The total cost of the asphalt repair was $716,072 less than the
$4,598,564 bid for nine inches of concrete from J-A-G construction.
Commissioner Bob Carlile said the start date would have to be some time next spring.
“You have lost the fall start,” Carlile explained to commissioners.
“That is not all bad because of school,” commissioner Dave Harrison replied, showing concern that Liberal High School and West Middle School do sit on Western Avenue.
Public Works Director Joe Sealey informed the commission that the project would take 190 days to complete so it would, at some point, be under construction during school.
Mayor Joe Denoyer added that, hopefully, the project would pass the Second Street intersection by that time.
“You are going to have a 20-inch hole in the ground,” Carlile alerted commissioners.
“That is the concern,” Vice Mayor Tim Long said, “Crossing over it.”
Extra cost may be incurred for construction engineering of the project, Sealey informed the commission. Commissioners agreed this was a needed cost in order to have a well constructed road that will last. Sealey said the cheapest way to go would have a firm on hand only when needed, thus paying by the hour.

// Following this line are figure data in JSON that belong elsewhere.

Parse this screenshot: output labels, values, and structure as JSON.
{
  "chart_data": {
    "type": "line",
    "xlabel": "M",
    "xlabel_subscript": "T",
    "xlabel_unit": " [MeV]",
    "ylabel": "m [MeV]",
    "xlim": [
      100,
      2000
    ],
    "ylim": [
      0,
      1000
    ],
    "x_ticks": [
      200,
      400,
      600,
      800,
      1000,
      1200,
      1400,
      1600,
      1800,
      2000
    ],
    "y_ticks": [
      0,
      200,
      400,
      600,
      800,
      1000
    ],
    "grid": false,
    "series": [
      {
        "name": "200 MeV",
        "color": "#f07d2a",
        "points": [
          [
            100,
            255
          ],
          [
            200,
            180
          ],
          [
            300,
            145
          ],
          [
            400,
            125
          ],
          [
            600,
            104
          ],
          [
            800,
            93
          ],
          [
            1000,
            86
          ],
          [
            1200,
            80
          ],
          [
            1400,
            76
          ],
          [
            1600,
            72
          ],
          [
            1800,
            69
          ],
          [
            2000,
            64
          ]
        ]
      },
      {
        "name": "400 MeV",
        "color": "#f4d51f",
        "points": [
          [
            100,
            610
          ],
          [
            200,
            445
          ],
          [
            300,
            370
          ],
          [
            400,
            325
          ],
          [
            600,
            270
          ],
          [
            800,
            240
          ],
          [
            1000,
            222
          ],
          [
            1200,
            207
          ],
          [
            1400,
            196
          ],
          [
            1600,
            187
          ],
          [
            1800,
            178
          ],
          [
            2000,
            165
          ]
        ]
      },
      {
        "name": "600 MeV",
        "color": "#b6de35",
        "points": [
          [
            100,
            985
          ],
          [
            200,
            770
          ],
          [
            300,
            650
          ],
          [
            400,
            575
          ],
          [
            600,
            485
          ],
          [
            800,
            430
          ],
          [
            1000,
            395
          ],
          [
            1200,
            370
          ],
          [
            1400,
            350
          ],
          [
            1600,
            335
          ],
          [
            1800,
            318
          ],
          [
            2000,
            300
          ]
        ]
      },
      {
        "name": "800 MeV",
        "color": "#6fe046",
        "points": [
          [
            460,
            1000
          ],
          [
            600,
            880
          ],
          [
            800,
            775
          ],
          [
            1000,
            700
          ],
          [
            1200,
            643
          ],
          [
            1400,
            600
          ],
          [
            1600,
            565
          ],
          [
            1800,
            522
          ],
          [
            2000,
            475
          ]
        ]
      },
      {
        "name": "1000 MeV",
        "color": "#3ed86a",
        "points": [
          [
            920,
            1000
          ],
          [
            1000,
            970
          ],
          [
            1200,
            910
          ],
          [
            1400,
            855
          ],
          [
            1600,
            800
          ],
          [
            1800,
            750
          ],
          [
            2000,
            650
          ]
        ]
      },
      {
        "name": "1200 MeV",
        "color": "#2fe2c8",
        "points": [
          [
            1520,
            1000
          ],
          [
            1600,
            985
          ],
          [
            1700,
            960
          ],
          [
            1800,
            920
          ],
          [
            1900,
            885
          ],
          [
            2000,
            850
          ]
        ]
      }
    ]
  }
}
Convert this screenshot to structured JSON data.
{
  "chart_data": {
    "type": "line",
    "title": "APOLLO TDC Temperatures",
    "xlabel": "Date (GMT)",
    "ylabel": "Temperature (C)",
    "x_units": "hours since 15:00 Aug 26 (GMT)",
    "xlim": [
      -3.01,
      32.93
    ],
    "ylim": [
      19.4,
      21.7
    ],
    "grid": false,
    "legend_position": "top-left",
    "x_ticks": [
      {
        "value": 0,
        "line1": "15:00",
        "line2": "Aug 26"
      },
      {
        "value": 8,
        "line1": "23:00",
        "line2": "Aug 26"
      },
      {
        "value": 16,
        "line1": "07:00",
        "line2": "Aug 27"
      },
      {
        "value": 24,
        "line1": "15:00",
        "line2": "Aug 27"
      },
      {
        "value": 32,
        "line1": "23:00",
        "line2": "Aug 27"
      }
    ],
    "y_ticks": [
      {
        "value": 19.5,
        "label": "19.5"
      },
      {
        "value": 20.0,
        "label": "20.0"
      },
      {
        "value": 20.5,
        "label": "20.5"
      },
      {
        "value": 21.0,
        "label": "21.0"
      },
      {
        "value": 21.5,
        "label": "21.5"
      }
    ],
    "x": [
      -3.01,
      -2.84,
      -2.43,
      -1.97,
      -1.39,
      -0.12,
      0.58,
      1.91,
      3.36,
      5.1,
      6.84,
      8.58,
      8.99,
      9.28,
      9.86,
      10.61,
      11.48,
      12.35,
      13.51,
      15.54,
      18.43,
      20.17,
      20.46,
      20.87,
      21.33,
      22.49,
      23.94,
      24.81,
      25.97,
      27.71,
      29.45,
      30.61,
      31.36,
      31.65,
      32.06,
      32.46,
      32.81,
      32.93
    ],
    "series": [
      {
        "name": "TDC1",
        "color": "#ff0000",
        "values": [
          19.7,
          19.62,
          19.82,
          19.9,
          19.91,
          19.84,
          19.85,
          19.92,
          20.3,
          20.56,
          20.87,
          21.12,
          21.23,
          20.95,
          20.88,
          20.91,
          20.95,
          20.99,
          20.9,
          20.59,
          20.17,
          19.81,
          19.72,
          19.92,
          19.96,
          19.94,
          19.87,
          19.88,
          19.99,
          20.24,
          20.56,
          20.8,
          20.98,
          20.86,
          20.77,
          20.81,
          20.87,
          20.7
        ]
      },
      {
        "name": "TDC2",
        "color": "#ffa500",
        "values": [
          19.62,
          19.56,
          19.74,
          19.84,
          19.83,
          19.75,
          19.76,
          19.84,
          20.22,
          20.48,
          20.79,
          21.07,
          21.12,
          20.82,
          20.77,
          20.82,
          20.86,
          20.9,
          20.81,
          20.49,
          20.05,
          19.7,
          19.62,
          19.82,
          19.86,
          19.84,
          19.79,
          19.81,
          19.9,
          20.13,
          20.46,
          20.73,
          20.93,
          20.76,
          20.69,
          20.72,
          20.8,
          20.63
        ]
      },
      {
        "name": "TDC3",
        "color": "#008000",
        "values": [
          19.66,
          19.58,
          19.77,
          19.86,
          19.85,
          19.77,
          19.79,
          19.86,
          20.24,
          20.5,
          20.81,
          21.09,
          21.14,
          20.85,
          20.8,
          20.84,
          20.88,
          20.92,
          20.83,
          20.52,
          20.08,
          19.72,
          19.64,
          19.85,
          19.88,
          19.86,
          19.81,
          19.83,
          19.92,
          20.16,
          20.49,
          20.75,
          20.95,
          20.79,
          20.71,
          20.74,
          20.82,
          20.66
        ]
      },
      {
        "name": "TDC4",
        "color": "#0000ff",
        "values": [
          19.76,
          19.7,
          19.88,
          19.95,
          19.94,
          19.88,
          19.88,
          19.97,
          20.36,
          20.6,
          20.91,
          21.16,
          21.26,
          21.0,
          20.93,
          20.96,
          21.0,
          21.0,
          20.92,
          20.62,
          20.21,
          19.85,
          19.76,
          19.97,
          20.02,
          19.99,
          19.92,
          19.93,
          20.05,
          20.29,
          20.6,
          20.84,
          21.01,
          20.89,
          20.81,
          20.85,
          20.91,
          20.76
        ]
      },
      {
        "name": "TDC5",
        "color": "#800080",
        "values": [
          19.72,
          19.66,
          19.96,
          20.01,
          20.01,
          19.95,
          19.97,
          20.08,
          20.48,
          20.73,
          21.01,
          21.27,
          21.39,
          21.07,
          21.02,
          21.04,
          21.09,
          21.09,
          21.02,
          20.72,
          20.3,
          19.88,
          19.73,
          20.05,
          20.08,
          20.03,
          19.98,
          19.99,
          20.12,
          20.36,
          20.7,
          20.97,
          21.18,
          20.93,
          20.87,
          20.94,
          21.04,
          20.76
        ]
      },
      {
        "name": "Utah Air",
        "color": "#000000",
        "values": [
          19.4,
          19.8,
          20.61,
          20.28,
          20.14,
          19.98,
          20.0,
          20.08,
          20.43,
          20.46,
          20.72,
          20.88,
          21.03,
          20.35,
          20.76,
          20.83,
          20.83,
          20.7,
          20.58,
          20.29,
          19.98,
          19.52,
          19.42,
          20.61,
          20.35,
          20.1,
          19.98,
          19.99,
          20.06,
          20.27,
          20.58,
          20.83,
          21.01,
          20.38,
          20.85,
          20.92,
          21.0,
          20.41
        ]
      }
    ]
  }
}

“I have talked to three or four different engineering firms and talked to them about what they would do on a per-hour basis,” Sealey said. “They all indicated they would be interested in doing it on a per-hour basis.”
Hall informed the commission of how the project would be funded.
Since this is not a project that KDOT is involved in, the City of Liberal must fund the project completely.
“There would be various funds that we have and various funding methods we could look at, too,” Hall said. “Of course, we could bond.
The others are the general fund be involved and the one-cent sales tax would also be involved. So those are the two primary – we do have a special highway fund, but it would be a combination of those.”
Several commissioners said although they think concrete would probably provide the best quality of road, they could not justify spending an additional $716,072 when the asphalt could still provide a high quality product.
“If you talk to the general public, they are going to say that concrete is going to last longer,” Harrison said. “Now, I am not going to argue that, I think it probably would last longer. But there is $716,000 difference in the projects and I think either one will last a good amount of time.
“If you ask me what kind of house I want, I want a brick house,” he continued. “I don’t live in a brick house. There is a reason for it, I can’t afford a brick house. If money was no object, I think I could make a good solid case for spending the extra money. But money is an object here – $716,000 is a lot of money.”